Advancing Economic Security for Military and Veteran Spouses, Military Caregivers, and Survivors
Executive Order 14100, issued June 9, 2023, directs the federal government to take coordinated, government-wide action to improve economic security for military spouses, military caregivers, survivors, and veteran spouses. The order aims to make federal employment more accessible, fair, and retention-friendly for these groups by creating a comprehensive hiring and retention plan, expanding data collection and reporting, enhancing training for HR staff, and broadening work arrangements (including telework and relocation-related flexibility). It also targets child care access, support for military spouse entrepreneurship, and practical ways to keep qualified military-connected individuals in federal service—even as service members relocate or deploy. The order assigns leadership to the Office of Personnel Management (OPM), the Office of Management and Budget (OMB), and other key agencies (e.g., Defense, Labor, Veterans Affairs, Homeland Security, State, and others) to implement a multi-part strategy. Major features include a government-wide Military and Veteran Spouse, Military Caregiver, and Survivor Hiring and Retention Strategic Plan (the Military-Connected Plan) due within 180 days and updated at least every four years; an emphasis on data-driven reporting and potential derivative hiring preferences; expanded training for HR and hiring managers; and concrete steps to improve telework, relocation support, child care access, and small-business entrepreneurship for military-connected individuals. The order does not create new rights or funding by itself but directs agency actions within existing laws and appropriations.
Key Points
- 1Government-wide Military-Connected Plan: Within 180 days, OPM and the Deputy Director for Management (OMB), with other federal secretaries, must develop a cross-agency plan to recruit, hire, develop, promote, and retain military spouses, military caregivers, survivors, and veteran spouses. The plan must set success measures, include retention strategies, identify barriers to federal employment (including derivative eligibility and promotion), outline marketing strategies, and establish a data-driven approach to transparency and accountability. It must be updated at least every four years.
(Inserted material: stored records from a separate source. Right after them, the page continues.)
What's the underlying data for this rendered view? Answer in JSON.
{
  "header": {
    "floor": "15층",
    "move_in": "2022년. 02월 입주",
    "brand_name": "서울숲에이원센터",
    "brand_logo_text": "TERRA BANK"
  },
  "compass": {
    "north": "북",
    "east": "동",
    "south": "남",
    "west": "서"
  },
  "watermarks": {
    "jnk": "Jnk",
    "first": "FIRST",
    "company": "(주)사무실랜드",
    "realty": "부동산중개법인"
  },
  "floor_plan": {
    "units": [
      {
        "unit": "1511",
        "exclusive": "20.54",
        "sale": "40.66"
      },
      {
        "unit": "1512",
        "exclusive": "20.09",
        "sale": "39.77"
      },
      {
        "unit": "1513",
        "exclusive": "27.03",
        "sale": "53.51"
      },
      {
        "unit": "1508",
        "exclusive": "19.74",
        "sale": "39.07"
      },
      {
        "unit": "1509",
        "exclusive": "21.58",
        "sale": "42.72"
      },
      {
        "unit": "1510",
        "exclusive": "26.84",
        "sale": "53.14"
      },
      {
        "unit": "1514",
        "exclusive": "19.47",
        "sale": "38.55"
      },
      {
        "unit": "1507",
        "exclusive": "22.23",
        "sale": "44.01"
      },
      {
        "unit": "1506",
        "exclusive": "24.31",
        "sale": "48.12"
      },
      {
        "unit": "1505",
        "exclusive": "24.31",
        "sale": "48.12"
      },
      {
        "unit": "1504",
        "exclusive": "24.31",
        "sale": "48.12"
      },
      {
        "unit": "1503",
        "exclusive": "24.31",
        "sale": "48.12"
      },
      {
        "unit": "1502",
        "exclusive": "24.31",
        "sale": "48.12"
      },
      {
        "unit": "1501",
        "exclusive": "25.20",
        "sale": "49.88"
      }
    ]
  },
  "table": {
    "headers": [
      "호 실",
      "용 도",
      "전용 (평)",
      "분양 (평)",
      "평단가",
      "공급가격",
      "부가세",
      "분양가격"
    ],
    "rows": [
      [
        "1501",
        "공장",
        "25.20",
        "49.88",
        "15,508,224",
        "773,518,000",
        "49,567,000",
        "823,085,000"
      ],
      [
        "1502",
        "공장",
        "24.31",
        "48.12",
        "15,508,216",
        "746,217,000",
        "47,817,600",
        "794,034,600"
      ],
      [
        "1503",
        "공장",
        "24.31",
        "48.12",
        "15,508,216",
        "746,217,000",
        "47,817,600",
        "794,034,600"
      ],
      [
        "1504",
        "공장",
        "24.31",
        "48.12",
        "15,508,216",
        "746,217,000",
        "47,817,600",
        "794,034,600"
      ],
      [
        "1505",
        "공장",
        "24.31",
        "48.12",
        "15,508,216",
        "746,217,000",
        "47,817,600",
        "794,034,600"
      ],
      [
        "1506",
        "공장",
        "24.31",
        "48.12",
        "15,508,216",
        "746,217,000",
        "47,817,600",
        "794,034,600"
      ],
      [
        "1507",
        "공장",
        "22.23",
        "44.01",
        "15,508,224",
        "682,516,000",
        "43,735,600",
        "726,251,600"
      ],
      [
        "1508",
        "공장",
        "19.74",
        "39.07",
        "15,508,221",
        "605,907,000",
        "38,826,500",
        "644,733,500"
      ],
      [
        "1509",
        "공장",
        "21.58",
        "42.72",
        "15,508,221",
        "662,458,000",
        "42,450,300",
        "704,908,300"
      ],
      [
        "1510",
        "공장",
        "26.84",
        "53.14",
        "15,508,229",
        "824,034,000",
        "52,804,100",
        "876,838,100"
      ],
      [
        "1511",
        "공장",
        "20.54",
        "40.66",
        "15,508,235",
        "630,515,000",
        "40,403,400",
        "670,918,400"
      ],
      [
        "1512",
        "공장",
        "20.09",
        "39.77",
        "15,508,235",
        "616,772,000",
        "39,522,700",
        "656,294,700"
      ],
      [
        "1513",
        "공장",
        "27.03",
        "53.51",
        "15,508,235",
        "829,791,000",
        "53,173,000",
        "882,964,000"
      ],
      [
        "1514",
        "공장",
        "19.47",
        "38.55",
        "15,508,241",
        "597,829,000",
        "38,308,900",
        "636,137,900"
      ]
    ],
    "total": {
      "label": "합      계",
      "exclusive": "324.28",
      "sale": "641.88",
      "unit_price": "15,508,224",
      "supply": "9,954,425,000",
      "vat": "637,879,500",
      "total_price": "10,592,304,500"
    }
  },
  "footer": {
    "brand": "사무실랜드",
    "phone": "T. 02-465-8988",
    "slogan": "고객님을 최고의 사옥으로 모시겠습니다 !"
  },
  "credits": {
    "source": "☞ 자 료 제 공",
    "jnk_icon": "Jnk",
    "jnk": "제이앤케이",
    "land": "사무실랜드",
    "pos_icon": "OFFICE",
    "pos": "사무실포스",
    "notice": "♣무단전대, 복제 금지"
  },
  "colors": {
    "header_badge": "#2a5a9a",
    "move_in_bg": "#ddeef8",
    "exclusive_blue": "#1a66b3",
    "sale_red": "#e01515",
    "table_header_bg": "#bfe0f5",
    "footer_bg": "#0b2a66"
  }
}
- 2Expanded Reporting and Data: Beginning in Fiscal Year 2025, the plan requires updating the annual “Employment of Veterans in the Federal Executive Branch” report to rename and broaden it to track employment of military-connected individuals (military spouses, caregivers, survivors, and veteran spouses) in a way that allows comparison and analysis of distinct populations and hiring mechanisms. Collaboration with VA and OPM to share survey data for analysis is encouraged.
- 3Training and Hiring Authority Improvements: Agencies must provide annual HR training on employing military spouses, caregivers, and survivors, including the use of special hiring authorities (e.g., derivative/merit-based paths). The Joining Forces toolkit must be distributed, and agencies should work to publicize and enable use of relevant hiring authorities.
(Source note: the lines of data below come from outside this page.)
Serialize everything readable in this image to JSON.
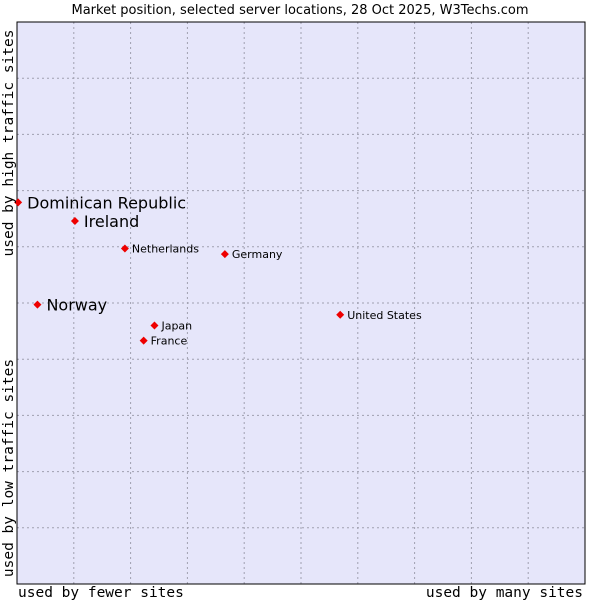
{
  "chart_data": {
    "type": "scatter",
    "title": "Market position, selected server locations, 28 Oct 2025, W3Techs.com",
    "xlabel_left": "used by fewer sites",
    "xlabel_right": "used by many sites",
    "ylabel_top": "used by high traffic sites",
    "ylabel_bottom": "used by low traffic sites",
    "xlim": [
      0,
      100
    ],
    "ylim": [
      0,
      100
    ],
    "grid": true,
    "colors": {
      "plot_bg": "#e6e6fa",
      "grid": "#a0a0b0",
      "point": "#ee0000",
      "frame": "#000000"
    },
    "points": [
      {
        "label": "Dominican Republic",
        "x": 0.2,
        "y": 67.9,
        "size": "large"
      },
      {
        "label": "Ireland",
        "x": 10.2,
        "y": 64.6,
        "size": "large"
      },
      {
        "label": "Netherlands",
        "x": 19.0,
        "y": 59.7,
        "size": "small"
      },
      {
        "label": "Germany",
        "x": 36.6,
        "y": 58.7,
        "size": "small"
      },
      {
        "label": "Norway",
        "x": 3.6,
        "y": 49.7,
        "size": "large"
      },
      {
        "label": "United States",
        "x": 56.9,
        "y": 47.9,
        "size": "small"
      },
      {
        "label": "Japan",
        "x": 24.2,
        "y": 46.0,
        "size": "small"
      },
      {
        "label": "France",
        "x": 22.3,
        "y": 43.3,
        "size": "small"
      }
    ]
  }
}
- 4Retention, Mobility, and Relocation Supports: The order directs guidance to reinforce telework/remote work flexibility (to aid retention), authorize up to five days of administrative leave for military spouses during geographic relocations, and encourage agency collaboration to place a spouse or caregiver in another federal position when retention is otherwise blocked by relocations or changes in duty station.
- 5Domestic Telework Overseas Policy (DETO) Enhancements: The DETO program, created under the National Defense Authorization Act for FY 2022, is updated with a Memorandum of Understanding between the State and Defense Departments to address housing and safety requirements for overseas work by military spouses. Agencies must standardize DETO policies, establish a unified application system and processing timelines, and set timeframes for decision-making.
- 6Child Care and Family Support: The order requires the DoD, in coordination with OPM, to establish flexible spending accounts for dependent care (by January 1, 2024) and to broaden pathways for military spouses to provide certified, home-based child care on installations (including licensure support and quality benchmarks).
- 7Support for Military Spouse Entrepreneurship: The Small Business Administration (SBA) is tasked with expanding access to resources for military and veteran spouses starting or growing businesses and assessing gaps in access to capital for military spouse entrepreneurs.
- 8Definitions and Scope: The order provides specific definitions for “military spouse,” “military caregiver,” “survivor,” and “veteran spouse,” and clarifies who is covered by the initiatives (federal employees and those eligible for relevant hiring authorities). It also clarifies that nothing in the order expands statutory rights or alters budgetary authorities, and that implementation remains subject to applicable law and appropriations.